Понятие веры обязано начисто утратить свой религиозно-мистический смысл и утвердить новое — эстетико-философическое — значение. Вера — это единство разумения и чувств. Вера — это духовная свобода. Вера — это добродетель. Вера — это любовь. Вера суть человечность…

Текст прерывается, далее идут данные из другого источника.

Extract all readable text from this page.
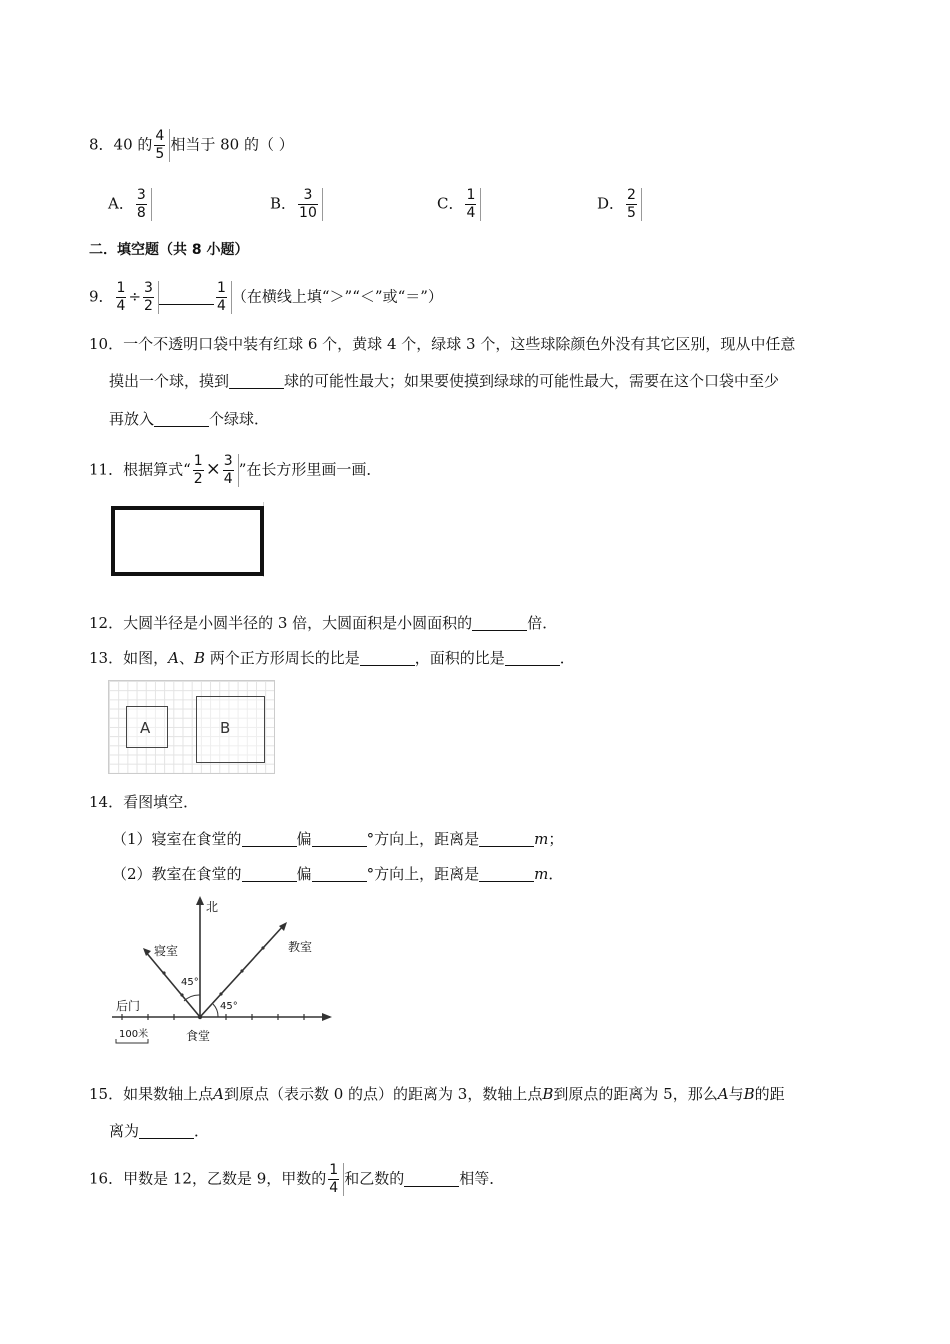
8．40 的 $\frac{4}{5}$ 相当于 80 的（ ）
A． $\frac{3}{8}$	B． $\frac{3}{10}$	C． $\frac{1}{4}$	D． $\frac{2}{5}$
二．填空题（共 8 小题）
9． $\frac{1}{4} \div \frac{3}{2}$	$\frac{1}{4}$ （在横线上填“＞”“＜”或“＝”）
10．一个不透明口袋中装有红球 6 个，黄球 4 个，绿球 3 个，这些球除颜色外没有其它区别，现从中任意
摸出一个球，摸到	球的可能性最大；如果要使摸到绿球的可能性最大，需要在这个口袋中至少
再放入	个绿球．
11．根据算式“ $\frac{1}{2} \times \frac{3}{4}$ ”在长方形里画一画．
12．大圆半径是小圆半径的 3 倍，大圆面积是小圆面积的	倍．
13．如图，A、B 两个正方形周长的比是	，面积的比是	．
A	B
14．看图填空．
（1）寝室在食堂的	偏	°方向上，距离是	m；
（2）教室在食堂的	偏	°方向上，距离是	m．
北
寝室	教室
45°
45°
后门
100米	食堂
15．如果数轴上点A到原点（表示数 0 的点）的距离为 3，数轴上点B到原点的距离为 5，那么A与B的距
离为	．
16．甲数是 12，乙数是 9，甲数的 $\frac{1}{4}$ 和乙数的	相等．
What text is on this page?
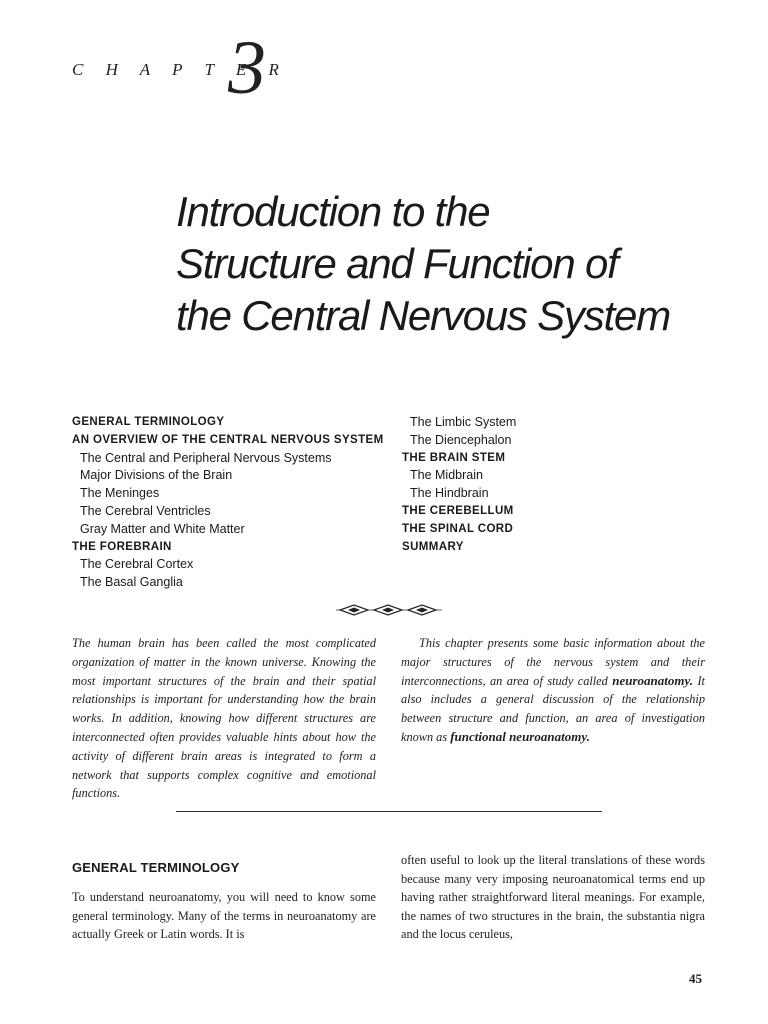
C H A P T E R
3
Introduction to the
Structure and Function of
the Central Nervous System
GENERAL TERMINOLOGY
AN OVERVIEW OF THE CENTRAL NERVOUS SYSTEM
The Central and Peripheral Nervous Systems
Major Divisions of the Brain
The Meninges
The Cerebral Ventricles
Gray Matter and White Matter
THE FOREBRAIN
The Cerebral Cortex
The Basal Ganglia
The Limbic System
The Diencephalon
THE BRAIN STEM
The Midbrain
The Hindbrain
THE CEREBELLUM
THE SPINAL CORD
SUMMARY

The human brain has been called the most complicated organization of matter in the known universe. Knowing the most important structures of the brain and their spatial relationships is important for understanding how the brain works. In addition, knowing how different structures are interconnected often provides valuable hints about how the activity of different brain areas is integrated to form a network that supports complex cognitive and emotional functions.

This chapter presents some basic information about the major structures of the nervous system and their interconnections, an area of study called neuroanatomy. It also includes a general discussion of the relationship between structure and function, an area of investigation known as functional neuroanatomy.

GENERAL TERMINOLOGY

To understand neuroanatomy, you will need to know some general terminology. Many of the terms in neuroanatomy are actually Greek or Latin words. It is

often useful to look up the literal translations of these words because many very imposing neuroanatomical terms end up having rather straightforward literal meanings. For example, the names of two structures in the brain, the substantia nigra and the locus ceruleus,

45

Лаэсий мечтательно вздохнул; и на момент просиявшее (ставшее младенчески умильным) лицо его с блещущими зрачками, глубинной серьезностью прониклось; он возобновил речь:
— Но возвратимся, однако, ко мне. Я помогал своим прихожанам как мог, как они, «не умеющие правой руки отличить от левой», сумели бы принять мою помощь, — будто бесперечь врачевал незаживающие раны, будучи бессилен привить им то целебное снадобье, которое, по слову Тимея, «изо всех снадобий совершеннейшее и наилучшее» — знание. Ибо знание есть энергия, животворящая самосознание, иначе — мудрость, иначе — человечность — человеческую натуру, — поскольку, следуя этической теории Бенедикта Спинозы, разумение выводит индивидуум из пассивного состояния в активное, позволяя воспринимать адекватные идеи и превалировать над неадекватными аффектами, — то есть быть самодовлеющим и вольным, недоступным ненависти, исполненным любви… — и, с печальной теплотою улыбнувшись мне, отец бережно взял мою правую руку в обе свои. — Нет, не смел я вослед апостолу Павлу похваляться пред ликом Всеправедного Судии: «Подвигом добрым подвизался, течение свершил, веру сохранил…», — а посему, когда доктор Альтиат предложил мне воспитать человека, я без малых колебаний и укоризн совести тотчас же дал согласие и покинул тех многих, чью участь в моих возможностях было облегчить, ради того одного, кого в моих возможностях было спасти. И я ни разу не усомнился в сделанном выборе. Пусть, Себастиан, сын мой, ты проживешь свою жизнь замкнуто и безвестно, но проживешь ее достойно, ибо проживешь ее мудро и добродетельно, а кто мудр и добродетелен в себе, тот для всякого будет таким (законно сказано у Марка Аврелия: «прегрешающий всегда прегрешает против самого себя»); и ежели судьбе станет угодно нарушить твой мирный покой, вырвать тебя из философской уединенности, ты, — с доблестью, приличествующей благородному мужу — истинному человеку, — выстоишь все, что бы рок тебе ни ниспослал: «Подобно огню, овладевающему тем, что брошено в него: слабая лампада была бы погашена, а яркое пламя вздымается еще выше».
VIII
— Таков был сей давний разговор, — произнес Себастиан, как бы отделившись от Лаэсия, с образом которого слился на время сказанного монолога (так что чудилось мне, точно я, будучи Себастианом, внимаю своему почтенному воспитателю): — Разговор этот так хорошо запечатлелся у меня в памяти, поскольку прилежно записан на пергаменте моей души, как и многие другие беседы наставника; годам не соскоблить сих священных для меня текстов, ведь я постоянно возвращаюсь к ним — отраднейшим своим воспоминаниям… Я люблю Лаэсия, как отца. Превыше, чем отца. Ибо по справедливому речению Аристотеля: родители дают нам жизнь, а учителя — добрую жизнь (коли сами они добры). Без Лаэсия… окажись на его месте кто-то иной… чем был бы я?.. Никчемным сочетанием пассивной материи и инертной мысли? животным, лишенным равно инстинктов и разумения? улиткой с полой раковиной, бесцельно переползающей из угла в угол?.. Я обязан Лаэсию всем… и обязан был во всем отвечать ему совершенным послушанием, верно следуя разуму, каковой он во мне беззаветно взращивал…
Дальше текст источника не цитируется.